Information flows in product management
Information flows describe how data, feedback, insights, and decisions move between people involved in building and using products. Product managers sit at the center of many information flows: receiving input from customers, engineering, sales, support, and executives while sending direction, context, and decisions back out. The quality of these flows largely determines the quality of product decisions.
Why information flows matter
Product management is fundamentally about making decisions with incomplete information. Better information flows mean:
Better decisions. Access to relevant data from multiple sources enables more informed choices.
Faster decisions. When information moves quickly, decisions can be made without waiting.
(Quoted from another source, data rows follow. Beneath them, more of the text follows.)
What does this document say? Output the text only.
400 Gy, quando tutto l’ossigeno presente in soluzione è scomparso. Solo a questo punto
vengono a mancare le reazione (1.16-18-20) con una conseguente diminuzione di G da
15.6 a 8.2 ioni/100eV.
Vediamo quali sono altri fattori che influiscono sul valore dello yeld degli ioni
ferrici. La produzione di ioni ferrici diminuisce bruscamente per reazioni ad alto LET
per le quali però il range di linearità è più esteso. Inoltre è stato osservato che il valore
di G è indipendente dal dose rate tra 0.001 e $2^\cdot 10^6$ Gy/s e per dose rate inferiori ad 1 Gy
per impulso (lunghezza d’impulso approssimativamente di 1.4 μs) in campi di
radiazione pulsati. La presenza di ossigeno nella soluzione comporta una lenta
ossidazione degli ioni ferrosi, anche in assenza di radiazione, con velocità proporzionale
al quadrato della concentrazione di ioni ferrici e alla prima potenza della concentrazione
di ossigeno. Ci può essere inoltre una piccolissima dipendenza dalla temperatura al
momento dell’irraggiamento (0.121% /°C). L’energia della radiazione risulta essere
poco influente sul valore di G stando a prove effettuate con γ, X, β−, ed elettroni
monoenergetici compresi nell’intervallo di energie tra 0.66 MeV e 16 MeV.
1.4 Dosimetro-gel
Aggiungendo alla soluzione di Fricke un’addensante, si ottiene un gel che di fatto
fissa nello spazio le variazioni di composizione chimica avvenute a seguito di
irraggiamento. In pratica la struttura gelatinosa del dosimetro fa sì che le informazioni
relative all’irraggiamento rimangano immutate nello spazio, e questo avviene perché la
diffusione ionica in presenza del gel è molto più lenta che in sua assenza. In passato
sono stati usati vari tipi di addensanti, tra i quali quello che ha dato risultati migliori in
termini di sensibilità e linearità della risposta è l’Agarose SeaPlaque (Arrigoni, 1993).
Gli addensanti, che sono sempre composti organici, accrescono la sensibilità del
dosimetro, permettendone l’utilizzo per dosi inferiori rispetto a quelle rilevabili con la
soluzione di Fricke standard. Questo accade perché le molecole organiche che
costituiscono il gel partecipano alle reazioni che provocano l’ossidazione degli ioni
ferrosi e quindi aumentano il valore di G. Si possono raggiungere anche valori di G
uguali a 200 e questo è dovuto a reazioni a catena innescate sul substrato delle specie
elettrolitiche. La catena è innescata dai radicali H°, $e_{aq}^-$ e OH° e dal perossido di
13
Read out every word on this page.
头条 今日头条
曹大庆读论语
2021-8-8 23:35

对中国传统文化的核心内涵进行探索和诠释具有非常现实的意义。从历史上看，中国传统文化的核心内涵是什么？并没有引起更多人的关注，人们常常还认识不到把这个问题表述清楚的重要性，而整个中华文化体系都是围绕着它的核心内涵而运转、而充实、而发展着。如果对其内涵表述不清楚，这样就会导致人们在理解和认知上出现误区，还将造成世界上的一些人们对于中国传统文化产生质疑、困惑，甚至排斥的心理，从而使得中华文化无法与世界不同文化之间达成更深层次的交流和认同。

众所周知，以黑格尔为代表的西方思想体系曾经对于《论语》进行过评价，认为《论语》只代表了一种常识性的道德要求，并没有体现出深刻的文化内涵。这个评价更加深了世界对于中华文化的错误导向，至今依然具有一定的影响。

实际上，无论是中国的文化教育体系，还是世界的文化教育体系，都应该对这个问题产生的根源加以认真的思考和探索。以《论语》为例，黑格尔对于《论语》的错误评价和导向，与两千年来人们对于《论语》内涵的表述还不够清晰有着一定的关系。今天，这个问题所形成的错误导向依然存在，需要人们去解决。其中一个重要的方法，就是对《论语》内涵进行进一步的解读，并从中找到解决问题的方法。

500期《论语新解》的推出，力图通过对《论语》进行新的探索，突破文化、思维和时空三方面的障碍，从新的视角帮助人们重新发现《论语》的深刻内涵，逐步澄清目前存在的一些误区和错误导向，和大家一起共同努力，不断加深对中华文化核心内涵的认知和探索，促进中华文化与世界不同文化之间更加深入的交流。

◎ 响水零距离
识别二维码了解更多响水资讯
Aligned execution. When everyone has the same information, coordination improves and surprises decrease.
Learning loops. Information about outcomes flowing back to decision-makers enables improvement.
Stakeholder trust. Transparent information flows build confidence that decisions are well-founded.
Key information flows
Customer to Product - Feedback, feature requests, complaints, usage data, and research findings flowing from customers (directly or via customer-facing teams) to product decision-makers.
Product to Engineering - Requirements, context, priorities, and trade-off guidance flowing from product to those building the product.
Engineering to Product - Technical constraints, implementation options, effort estimates, and feasibility feedback flowing back to inform product decisions.
Product to Stakeholders - Roadmap updates, progress reports, rationale for decisions, and outcome metrics flowing to executives, sales, and other stakeholders.
Stakeholders to Product - Business context, strategic priorities, market intelligence, and resource constraints flowing to product teams.
Cross-functional flows - Information moving between design, marketing, support, and other functions, often mediated by product managers.
Common flow problems
Bottlenecks. When all information must pass through one person or channel, delays occur and context gets lost.
Silos. Teams that don't share information make decisions with incomplete pictures. Sales knows things product doesn't; support sees patterns engineering misses.
Signal loss. As information passes through intermediaries, fidelity decreases. Customer pain becomes sanitized executive summary.
Noise. Too much undifferentiated information overwhelms recipients, making important signals hard to identify.
Asymmetry. Some teams have information others need but don't share, whether from oversight, politics, or lack of channels.
Delay. Information that arrives too late to inform decisions provides no value.
Improving information flows
Create channels. Establish regular mechanisms for information movement: standups, review meetings, dashboards, shared documents, Slack channels.
Reduce intermediaries. Where possible, connect information sources more directly to decision-makers. PMs talking to customers directly beats filtered summaries.
Document for findability. Written artifacts persist and can be discovered. Information that lives only in meetings or conversations is effectively lost.
Summarize thoughtfully. When aggregation is necessary, preserve key signals while reducing volume. Good summaries highlight what matters.
Make information pull possible. Beyond pushing information, enable people to pull what they need when they need it. Searchable repositories, dashboards, and accessible people all help.
Build relationships. Information flows more freely when people trust each other. Relationship investment improves flow quality.
Audit periodically. Ask: What information do we need that we're not getting? What are we producing that nobody uses? Regular audits reveal gaps and waste.
Information flow in practice
Feedback collection - How do customer insights reach product? Through surveys, interviews, support tickets, sales conversations, analytics? Are these consolidated or fragmented?
Prioritization communication - How do teams learn what's being built and why? Through roadmap documents, sprint planning, email, meetings?
Decision transparency - When decisions are made, how do affected parties learn about them and understand the reasoning?
Outcome reporting - When features ship, how do teams learn whether they succeeded? Through metrics dashboards, post-launch reviews, customer feedback?
Tools and information flow
Tools shape flows significantly:
Feedback tools like Klero centralize customer input, making it accessible to product teams without requiring them to monitor every channel.
Project management tools make work visible across teams, reducing information asymmetry about what's being built.
Documentation tools create persistent, searchable records that support information pull.
Communication tools enable rapid information sharing but can create noise without thoughtful channel design.
The tool matters less than whether it actually gets used to improve flow. An underused perfect tool provides less value than a widely-adopted imperfect one.
Product manager as information router
Much of the PM role involves routing information: knowing who needs to know what, synthesizing inputs into decisions, and ensuring decisions reach those who need to act on them. This isn't administrative overhead-it's core to how product management creates value.
Effective PMs develop intuition for information flow: sensing when someone is missing context, recognizing when a decision isn't reaching the right people, noticing when feedback channels have gone quiet. This awareness enables proactive flow maintenance rather than reactive damage control.